Her friend sped away and nearly took out the stop sign at the corner. Anna kept her sister-in-law on the phone as she ran up the driveway, juggling her purse, digging for keys.

“Where are you?”

Janet looked around the pay phone outside a truck stop on I-95. “Flying J.”

“Don’t move. I’m coming over.” Anna revved up the Trans Am and screeched backward into the street.

Janet was still sobbing. “Rick told me there was nothing to worry about. Just said not to speak to anyone without a lawyer.”

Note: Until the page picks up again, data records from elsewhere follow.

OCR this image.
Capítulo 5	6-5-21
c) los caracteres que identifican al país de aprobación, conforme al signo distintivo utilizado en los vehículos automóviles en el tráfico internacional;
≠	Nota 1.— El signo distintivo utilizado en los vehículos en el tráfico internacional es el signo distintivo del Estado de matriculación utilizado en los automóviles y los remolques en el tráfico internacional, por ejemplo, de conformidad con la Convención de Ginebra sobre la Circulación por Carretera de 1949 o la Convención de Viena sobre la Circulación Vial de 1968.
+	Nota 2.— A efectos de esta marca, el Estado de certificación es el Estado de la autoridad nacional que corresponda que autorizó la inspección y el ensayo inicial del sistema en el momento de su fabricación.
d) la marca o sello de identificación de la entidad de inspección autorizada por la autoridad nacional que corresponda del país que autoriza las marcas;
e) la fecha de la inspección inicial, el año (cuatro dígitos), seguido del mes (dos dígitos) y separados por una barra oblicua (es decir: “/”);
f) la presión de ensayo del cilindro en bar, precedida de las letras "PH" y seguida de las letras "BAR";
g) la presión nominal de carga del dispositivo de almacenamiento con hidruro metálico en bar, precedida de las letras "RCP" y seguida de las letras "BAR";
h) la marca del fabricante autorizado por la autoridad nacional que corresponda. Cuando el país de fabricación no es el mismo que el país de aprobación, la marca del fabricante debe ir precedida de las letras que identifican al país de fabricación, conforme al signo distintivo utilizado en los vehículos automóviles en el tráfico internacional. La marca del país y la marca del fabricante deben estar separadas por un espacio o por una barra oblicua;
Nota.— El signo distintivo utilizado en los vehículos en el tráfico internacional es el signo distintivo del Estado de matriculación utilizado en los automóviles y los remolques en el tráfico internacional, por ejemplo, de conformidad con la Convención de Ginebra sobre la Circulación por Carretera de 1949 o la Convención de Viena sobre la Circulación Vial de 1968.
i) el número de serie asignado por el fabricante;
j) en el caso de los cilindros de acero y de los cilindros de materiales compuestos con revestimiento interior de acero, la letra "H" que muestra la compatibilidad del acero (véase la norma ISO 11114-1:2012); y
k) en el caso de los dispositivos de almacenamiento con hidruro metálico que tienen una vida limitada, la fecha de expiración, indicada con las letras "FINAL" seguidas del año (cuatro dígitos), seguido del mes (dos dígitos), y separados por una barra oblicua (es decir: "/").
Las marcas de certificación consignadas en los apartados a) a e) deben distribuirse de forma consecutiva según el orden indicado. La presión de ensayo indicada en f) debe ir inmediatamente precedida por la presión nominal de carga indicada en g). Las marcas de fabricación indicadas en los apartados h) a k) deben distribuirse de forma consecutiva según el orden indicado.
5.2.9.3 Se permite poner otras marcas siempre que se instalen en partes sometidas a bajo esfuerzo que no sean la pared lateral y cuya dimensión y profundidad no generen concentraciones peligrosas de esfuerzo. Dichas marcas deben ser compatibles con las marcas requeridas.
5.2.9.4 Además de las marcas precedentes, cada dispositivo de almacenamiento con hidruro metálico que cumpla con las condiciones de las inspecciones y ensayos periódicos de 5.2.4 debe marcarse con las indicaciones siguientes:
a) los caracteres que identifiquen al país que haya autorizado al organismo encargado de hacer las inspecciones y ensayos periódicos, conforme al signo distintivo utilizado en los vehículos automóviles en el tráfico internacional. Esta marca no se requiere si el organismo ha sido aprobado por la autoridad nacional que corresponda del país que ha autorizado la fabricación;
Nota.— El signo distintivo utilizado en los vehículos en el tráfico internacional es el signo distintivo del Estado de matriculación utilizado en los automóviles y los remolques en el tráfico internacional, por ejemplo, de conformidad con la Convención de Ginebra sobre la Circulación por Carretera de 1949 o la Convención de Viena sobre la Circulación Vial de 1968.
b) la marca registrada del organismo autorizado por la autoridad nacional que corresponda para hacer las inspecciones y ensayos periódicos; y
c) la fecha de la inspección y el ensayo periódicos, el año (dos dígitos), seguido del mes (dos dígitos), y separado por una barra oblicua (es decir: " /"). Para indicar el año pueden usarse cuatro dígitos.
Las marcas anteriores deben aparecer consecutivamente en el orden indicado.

“What are you talking about?”

“The indictments today. Didn’t you hear? It was on the news.”

“Indictments?”

“We all got one. This was only pot for Chrissake! Rick promised nobody gets rough over that. Just coke.”

The picture snapped into focus.

Anna vividly remembered the day it all began. It was windy down at the municipal marina. The women wore scarves. They loaded picnic lunches while the guys argued over their new knots. Rick and Billy had just bought the sailboat. The wives were against it at first, but the idea grew on them as they thought of all the time the couples would be spending together. They imagined raising kids.